By Max Poorthuis · July 7, 2017
The Netherlands American Cemetery is located on the beautiful hills just six miles east of Maastricht, The Netherlands. It is the only American military cemetery in the country, and it is often called “Margraten,” after the nearest village. Here rest 8,301 American servicemen and servicewomen. In addition to those who rest here, the names of 1,722 soldiers are chiseled into the Walls of the Missing. Most of these soldiers were killed in action either during the airborne and ground operations to liberate eastern Holland or during the advance into Germany. It was at this cemetery, shortly after it was erected in 1945, that people began tending the graves of American soldiers. This was the start of a phenomenon that can be found nowhere else in the world on such a large scale.

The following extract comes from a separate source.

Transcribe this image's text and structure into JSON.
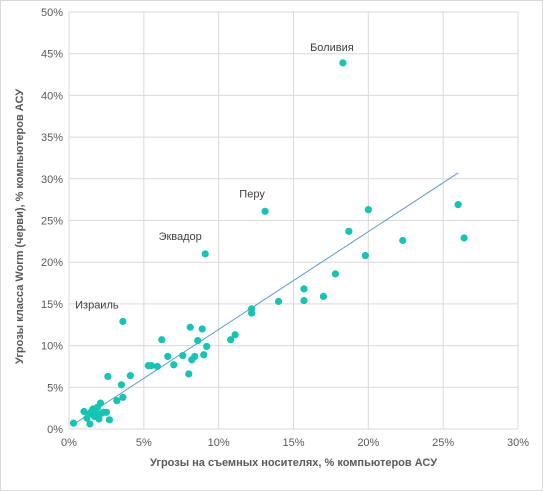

The original idea of adopting the graves of the American liberators came from a local pastor and a city clerk in February of 1945. Soon after, a committee was created “to do as much as is currently possible for the fallen allied soldiers.” At the second Memorial Day service in 1946, every grave in Margraten was adopted. Today, some 70 years later, all 8,301 graves are still adopted by a Dutch, Belgian or even German family, as are all the names on the Walls of the Missing. There is even a waiting list for the many people who want to adopt a grave as soon as one becomes available. Other overseas American cemeteries now have similar adoption programs, but Margraten is the only one where each grave has a caretaker and a waiting list.